Now in the second year of mandatory reporting under the UK Listing Rules, the Task Force on Climate Related Financial Disclosures (TCFD) framework has been both a major commitment for companies and a significant addition to UK annual reports. The primary intention of the TCFD framework is to provide investors, banks, and other financial institutions with more detailed information about the actual and potential financial impacts of climate change.
In this report, we look at how TCFD reporting has progressed in year two, based on a review of 50 of the first companies to report for December 2022. Our report provides practical recommendations on how companies can continue to improve the quality of their reporting.
It’s important that companies continue to develop their climate change reporting to realise benefits such as increased investor confidence, enhanced reputation and opportunities for growth. But it’s also important because regulators, including the FRC and the FCA, will be monitoring the situation in the light of their comments on year one. And, in some cases we think there’s a risk that some companies might find themselves unfairly accused of ‘greenwashing’ if their reporting is not sufficiently clear.

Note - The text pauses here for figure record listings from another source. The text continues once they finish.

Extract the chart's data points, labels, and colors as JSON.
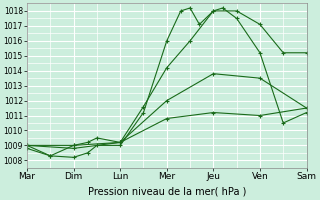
{
  "xlabel": "Pression niveau de la mer( hPa )",
  "bg_color": "#cceedd",
  "grid_color": "#ffffff",
  "line_color": "#1a6b1a",
  "xlim": [
    0,
    6
  ],
  "ylim": [
    1007.5,
    1018.5
  ],
  "yticks": [
    1008,
    1009,
    1010,
    1011,
    1012,
    1013,
    1014,
    1015,
    1016,
    1017,
    1018
  ],
  "xtick_labels": [
    "Mar",
    "Dim",
    "Lun",
    "Mer",
    "Jeu",
    "Ven",
    "Sam"
  ],
  "line1_x": [
    0,
    1,
    2,
    3,
    4,
    5,
    6
  ],
  "line1_y": [
    1009.0,
    1009.0,
    1009.2,
    1010.8,
    1011.2,
    1011.0,
    1011.5
  ],
  "line2_x": [
    0,
    1,
    2,
    3,
    4,
    5,
    6
  ],
  "line2_y": [
    1009.0,
    1008.8,
    1009.2,
    1012.0,
    1013.8,
    1013.5,
    1011.5
  ],
  "line3_x": [
    0,
    0.5,
    1.0,
    1.3,
    1.5,
    2.0,
    2.5,
    3.0,
    3.5,
    4.0,
    4.5,
    5.0,
    5.5,
    6.0
  ],
  "line3_y": [
    1009.0,
    1008.3,
    1009.0,
    1009.2,
    1009.5,
    1009.2,
    1011.6,
    1014.2,
    1016.0,
    1018.0,
    1018.0,
    1017.1,
    1015.2,
    1015.2
  ],
  "line4_x": [
    0,
    0.5,
    1.0,
    1.3,
    1.5,
    2.0,
    2.5,
    3.0,
    3.3,
    3.5,
    3.7,
    4.0,
    4.2,
    4.5,
    5.0,
    5.5,
    6.0
  ],
  "line4_y": [
    1008.8,
    1008.3,
    1008.2,
    1008.5,
    1009.0,
    1009.0,
    1011.2,
    1016.0,
    1018.0,
    1018.2,
    1017.1,
    1018.0,
    1018.2,
    1017.5,
    1015.2,
    1010.5,
    1011.2
  ]
}
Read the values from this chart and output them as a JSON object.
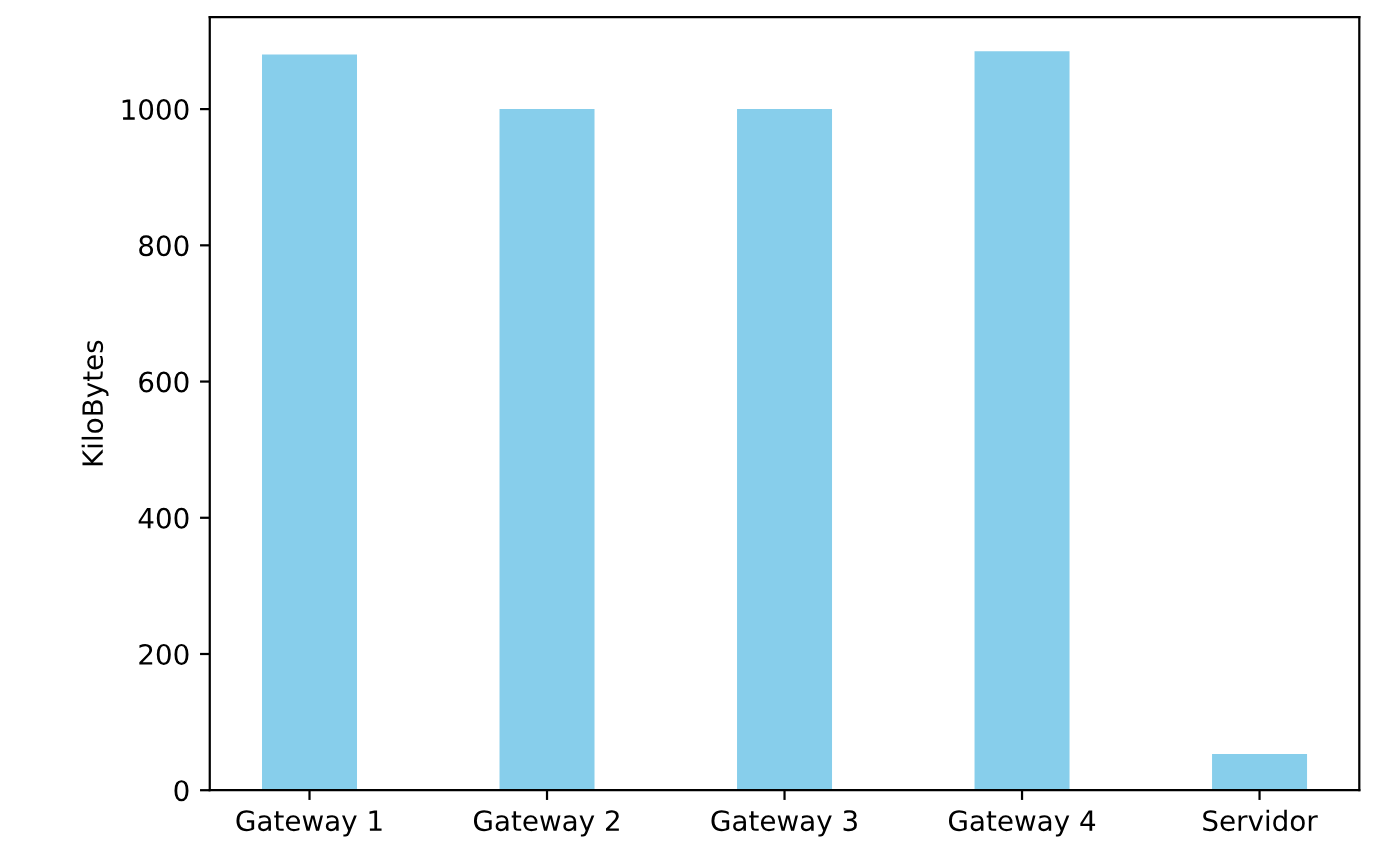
{
  "chart_data": {
    "type": "bar",
    "ylabel": "KiloBytes",
    "categories": [
      "Gateway 1",
      "Gateway 2",
      "Gateway 3",
      "Gateway 4",
      "Servidor"
    ],
    "values": [
      1080,
      1000,
      1000,
      1085,
      53
    ],
    "color": "#87ceeb",
    "ylim": [
      0,
      1135
    ],
    "yticks": [
      0,
      200,
      400,
      600,
      800,
      1000
    ],
    "grid": false,
    "legend": false
  }
}
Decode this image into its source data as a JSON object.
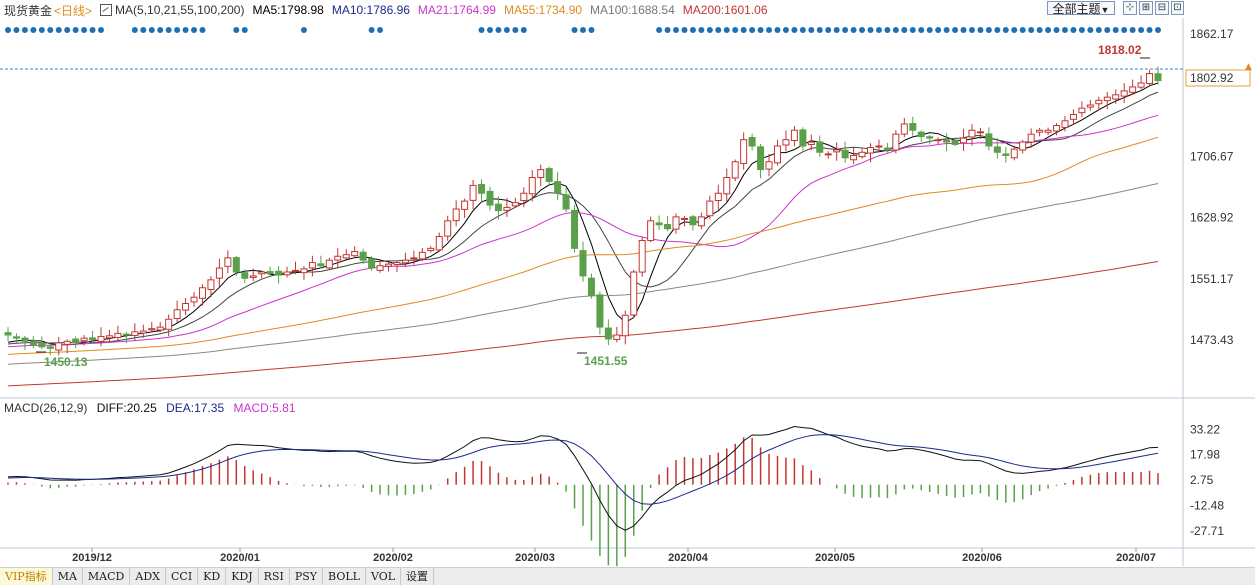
{
  "header": {
    "symbol": "现货黄金",
    "period": "<日线>",
    "ma_params": "MA(5,10,21,55,100,200)",
    "ma5": "MA5:1798.98",
    "ma10": "MA10:1786.96",
    "ma21": "MA21:1764.99",
    "ma55": "MA55:1734.90",
    "ma100": "MA100:1688.54",
    "ma200": "MA200:1601.06",
    "theme_button": "全部主题",
    "theme_arrow": "▼"
  },
  "colors": {
    "up": "#c23531",
    "down": "#5aa04a",
    "ma5": "#000000",
    "ma10": "#444444",
    "ma21": "#cc33cc",
    "ma55": "#e08a1e",
    "ma100": "#888888",
    "ma200": "#c0392b",
    "dots": "#1f6fb5",
    "last_price_line": "#3a86c8"
  },
  "macd": {
    "params": "MACD(26,12,9)",
    "diff": "DIFF:20.25",
    "dea": "DEA:17.35",
    "macd": "MACD:5.81"
  },
  "chart_data": [
    {
      "type": "candlestick",
      "title": "现货黄金 日线",
      "x_labels": [
        "2019/12",
        "2020/01",
        "2020/02",
        "2020/03",
        "2020/04",
        "2020/05",
        "2020/06",
        "2020/07"
      ],
      "ylim": [
        1400,
        1880
      ],
      "y_ticks": [
        "1862.17",
        "1706.67",
        "1628.92",
        "1551.17",
        "1473.43"
      ],
      "current_price": "1802.92",
      "annotations": {
        "high": "1818.02",
        "low1": "1450.13",
        "low2": "1451.55"
      },
      "close_path": [
        1480,
        1476,
        1472,
        1468,
        1465,
        1463,
        1470,
        1472,
        1470,
        1476,
        1474,
        1478,
        1479,
        1482,
        1481,
        1484,
        1485,
        1488,
        1490,
        1500,
        1512,
        1520,
        1528,
        1540,
        1550,
        1565,
        1578,
        1560,
        1552,
        1555,
        1560,
        1558,
        1556,
        1560,
        1562,
        1564,
        1572,
        1568,
        1575,
        1580,
        1582,
        1586,
        1575,
        1565,
        1568,
        1570,
        1572,
        1575,
        1578,
        1585,
        1590,
        1605,
        1625,
        1640,
        1650,
        1670,
        1660,
        1645,
        1638,
        1642,
        1648,
        1660,
        1680,
        1690,
        1675,
        1660,
        1640,
        1590,
        1555,
        1530,
        1490,
        1475,
        1480,
        1505,
        1560,
        1600,
        1625,
        1620,
        1615,
        1630,
        1628,
        1620,
        1630,
        1650,
        1660,
        1680,
        1700,
        1728,
        1720,
        1690,
        1700,
        1720,
        1728,
        1740,
        1720,
        1725,
        1712,
        1710,
        1715,
        1705,
        1708,
        1712,
        1718,
        1720,
        1715,
        1735,
        1748,
        1740,
        1732,
        1730,
        1728,
        1725,
        1722,
        1730,
        1740,
        1738,
        1720,
        1712,
        1708,
        1716,
        1725,
        1735,
        1740,
        1740,
        1746,
        1752,
        1760,
        1768,
        1772,
        1778,
        1782,
        1785,
        1790,
        1795,
        1800,
        1812,
        1803
      ],
      "ma_series": [
        "MA5",
        "MA10",
        "MA21",
        "MA55",
        "MA100",
        "MA200"
      ],
      "marker_dot_rows": 1
    },
    {
      "type": "macd",
      "y_ticks": [
        "33.22",
        "17.98",
        "2.75",
        "-12.48",
        "-27.71"
      ],
      "ylim": [
        -38,
        40
      ]
    }
  ],
  "bottom_tabs": [
    "VIP指标",
    "MA",
    "MACD",
    "ADX",
    "CCI",
    "KD",
    "KDJ",
    "RSI",
    "PSY",
    "BOLL",
    "VOL",
    "设置"
  ]
}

In our review we found some very good reports, and there was evidence of a gradual improvement in a number of areas, when compared with our review of year one. But inevitably, there remains room for improvement. Many year two reports remain far more complex and difficult to follow than we believe they need to be. Our recommendations are as follows:
It is important to highlight which aspects of climate change are considered to be most relevant to the company, and which different parts of the business are most affected. Good reporting needs to reflect the different circumstances that apply to each organisation and explain the judgements about what is important (or material) and why, and to which stakeholder group or groups.
It is usually difficult to do this without some quantification of the relevant issues, and particularly without providing some information on the actual or potential financial impacts of climate change.

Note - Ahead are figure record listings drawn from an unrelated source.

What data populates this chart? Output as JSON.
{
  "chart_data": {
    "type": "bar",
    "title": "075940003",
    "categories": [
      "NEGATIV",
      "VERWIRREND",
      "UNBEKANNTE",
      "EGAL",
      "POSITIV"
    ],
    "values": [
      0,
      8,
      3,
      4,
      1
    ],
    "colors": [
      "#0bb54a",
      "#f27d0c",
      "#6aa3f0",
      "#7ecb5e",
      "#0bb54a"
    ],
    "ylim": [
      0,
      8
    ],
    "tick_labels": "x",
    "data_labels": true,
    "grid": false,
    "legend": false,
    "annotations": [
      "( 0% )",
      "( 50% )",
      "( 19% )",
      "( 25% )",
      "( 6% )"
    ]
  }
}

26% of companies included information on the estimated quantitative financial impact of climate change in their strategic report (consistent with our finding of gradual improvement this was up from just 8% in year one).
60% of companies were unclear in their strategic report on whether the actual or potential impacts of climate change were material.
Reporting should explain a company’s judgements about where it is, or is not, consistent with the TCFD framework. This includes identifying inconsistencies and highlighting the steps needed to address them. It is the explanation of where a company stands that has the real information value - not simply whether full or partial consistency with the framework is claimed at a particular time.
Reporting must be in line with the technical requirements, however, including the Listing Rules. And companies should bear in mind the FCA’s view that some companies claimed consistency with the TCFD framework in year one of reporting when they should not have done.
66% of companies had claimed full consistency with the TCFD framework in our survey this year and 24% explicitly stated that they were partially consistent.
Companies should be clear about the time horizons used when discussing climate change in both the front half of the annual report and the financial statements. Formal transition plans are set to become an increasingly important part of reporting on climate change.
14% of companies set out a clear and detailed transition plan, while 38% disclosed specific targets and milestones but without a formal, detailed plan. The rest had either only a high-level plan or no plan at all.
Reporting should not be unnecessarily lengthy or complex. The separate content that many companies include to show how consistent they are with the TCFD framework is helpful at present but should become less important as climate change becomes better integrated with other areas of reporting.
Care is needed when using separate sustainability or climate change reports. They can help to provide more detailed information without making the annual report longer, but they can also make it difficult to piece the overall story together.This can dilute the overall message.
42% of companies published a separate report, but most of these also included climate reporting in the annual report. Separate reports ranged in length from just 7 to over 100 pages.
The sources, systems and processes that companies use to produce climate change information are often less mature than their financial reporting equivalents. Good reporting will make it clear where this is the case and how it is being addressed - including any independent assurance procedures that have been undertaken. It can also be useful to explain why a company has chosen a particular carbon offset scheme.
62% of companies disclosed at least some categories of Scope 3 emissions.
40% of companies highlighted limitations in the climate-related data, often relating to Scope 3.
Reporting against the TCFD framework remains challenging, but expectations will only continue to rise as time goes on, as systems and processes improve and more information becomes available. It will be even more important for companies to report well if they are in scope for the broader ESG reporting requirements of the ISSB and/or the EU CSRD frameworks, with their many potential data points and disclosures.
There is an opportunity here to unlock value and gain a competitive advantage by recognising that this is not only a matter of doing the right thing in society’s battle against climate change and contributing to sustainability more generally. The actions companies take and the quality of their reporting can also form a path to increased resilience and significantly enhance a company’s reputation for the future.